Students learn how the famous Scopes Trial in 1925 helped to put Dayton on the map.

History lessons are usually taught in the classroom. However, this past Monday, that was not the case for the fifth graders at Dayton City School. Fifth grade teachers Freddy Cochran, Jennifer Dillard, Amber Murphy, and Tim Kelley escorted their classes up to the famous Rhea County Courthouse for a field trip to learn about the 1925 historical Scopes Trial, an event that put Dayton, TN on the map.

Approx. 80 anxious fifth graders were welcomed to the Rhea County Courthouse courtroom by Tom Davis of the Rhea County Historical Society. Davis proceeded to give the students a brief introduction on the history of the building itself, which was constructed in 1891. The trial was held in the courthouse 34 years after it was constructed.

In an abbreviated lesson, Mr. Davis explained how the famous trial came to be in Dayton. The children learned about how the State of Tennessee had recently passed a law forbidding any teacher in the State of Tennessee from denying the biblical account of man’s origin.
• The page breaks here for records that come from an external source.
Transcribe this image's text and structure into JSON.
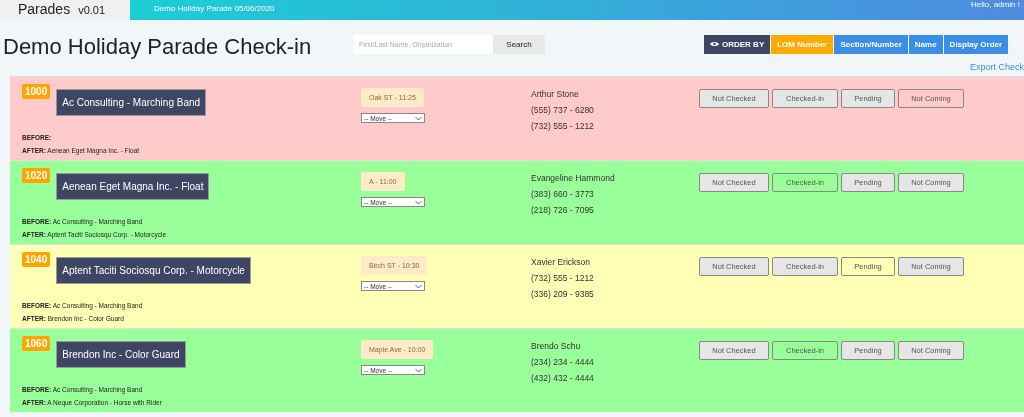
{
  "app": {
    "name": "Parades",
    "version": "v0.01",
    "event": "Demo Holiday Parade 05/06/2020",
    "greeting": "Hello, admin !"
  },
  "page": {
    "title": "Demo Holiday Parade Check-in",
    "search": {
      "placeholder": "First/Last Name, Organization",
      "button": "Search"
    },
    "order_by": {
      "label": "ORDER BY",
      "options": [
        {
          "label": "LOM Number",
          "selected": true
        },
        {
          "label": "Section/Number",
          "selected": false
        },
        {
          "label": "Name",
          "selected": false
        },
        {
          "label": "Display Order",
          "selected": false
        }
      ]
    },
    "export_link": "Export Check"
  },
  "entries": [
    {
      "number": "1000",
      "name": "Ac Consulting - Marching Band",
      "before_label": "BEFORE:",
      "after_label": "AFTER:",
      "after": "Aenean Eget Magna Inc. - Float",
      "slot": "Oak ST - 11:25",
      "move": "-- Move --",
      "contact": "Arthur Stone",
      "phones": [
        "(555) 737 - 6280",
        "(732) 555 - 1212"
      ],
      "kind": "not_coming",
      "buttons": [
        {
          "label": "Not Checked",
          "selected": false
        },
        {
          "label": "Checked-in",
          "selected": false
        },
        {
          "label": "Pending",
          "selected": false
        },
        {
          "label": "Not Coming",
          "selected": true
        }
      ]
    },
    {
      "number": "1020",
      "name": "Aenean Eget Magna Inc. - Float",
      "before_label": "BEFORE:",
      "before": "Ac Consulting - Marching Band",
      "after_label": "AFTER:",
      "after": "Aptent Taciti Sociosqu Corp. - Motorcycle",
      "slot": "A - 11:00",
      "move": "-- Move --",
      "contact": "Evangeline Hammond",
      "phones": [
        "(383) 660 - 3773",
        "(218) 726 - 7095"
      ],
      "kind": "checked_in",
      "buttons": [
        {
          "label": "Not Checked",
          "selected": false
        },
        {
          "label": "Checked-in",
          "selected": true
        },
        {
          "label": "Pending",
          "selected": false
        },
        {
          "label": "Not Coming",
          "selected": false
        }
      ]
    },
    {
      "number": "1040",
      "name": "Aptent Taciti Sociosqu Corp. - Motorcycle",
      "before_label": "BEFORE:",
      "before": "Ac Consulting - Marching Band",
      "after_label": "AFTER:",
      "after": "Brendon Inc - Color Guard",
      "slot": "Birch ST - 10:30",
      "move": "-- Move --",
      "contact": "Xavier Erickson",
      "phones": [
        "(732) 555 - 1212",
        "(336) 209 - 9385"
      ],
      "kind": "pending",
      "buttons": [
        {
          "label": "Not Checked",
          "selected": false
        },
        {
          "label": "Checked-in",
          "selected": false
        },
        {
          "label": "Pending",
          "selected": true
        },
        {
          "label": "Not Coming",
          "selected": false
        }
      ]
    },
    {
      "number": "1060",
      "name": "Brendon Inc - Color Guard",
      "before_label": "BEFORE:",
      "before": "Ac Consulting - Marching Band",
      "after_label": "AFTER:",
      "after": "A Neque Corporation - Horse with Rider",
      "slot": "Maple Ave - 10:00",
      "move": "-- Move --",
      "contact": "Brendo Schu",
      "phones": [
        "(234) 234 - 4444",
        "(432) 432 - 4444"
      ],
      "kind": "checked_in",
      "buttons": [
        {
          "label": "Not Checked",
          "selected": false
        },
        {
          "label": "Checked-in",
          "selected": true
        },
        {
          "label": "Pending",
          "selected": false
        },
        {
          "label": "Not Coming",
          "selected": false
        }
      ]
    }
  ]
}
The law was known as the “Butler Act”. Davis went on to explain how the American Civil Liberties Union (ACLU) had advertised in Tennessee newspapers for a teacher to challenge the law.

Davis continued the lesson stating that was when George Rappleyea, an engineer and manager of the Dayton Coal and Iron Company, saw this as a chance to put Dayton on the map and boost the local economy at the same time. With the newspaper in hand, Rappleyea quickly made his way down to F.E. Robinson’s Drug Store, where he sold the idea to Dayton officials.

Mr. Davis explained to the children how John Thomas Scopes, a Rhea County High School teacher, agreed to be used to challenge the new law. Scopes was indicted by the Rhea County grand jury and stood trial in this very courtroom they were standing in.

The students were completely amazed at the fact that they were sitting in the original spectator’s seats, in the very courtroom, where the trial had taken place. Davis continued to explain to the children about how Scopes had been found guilty at the conclusion of the trial. However, in January of 1927, the guilty verdict was overturned by the Tennessee Supreme Court.

It was back during that long hot summer of 1925, that the events that had occurred here, allowed Rhea County to be in the history books forever. Today, all the fifth grade students have been allowed the opportunity to learn something about the history of their hometown, while taking a walk through the museum of our famous courthouse.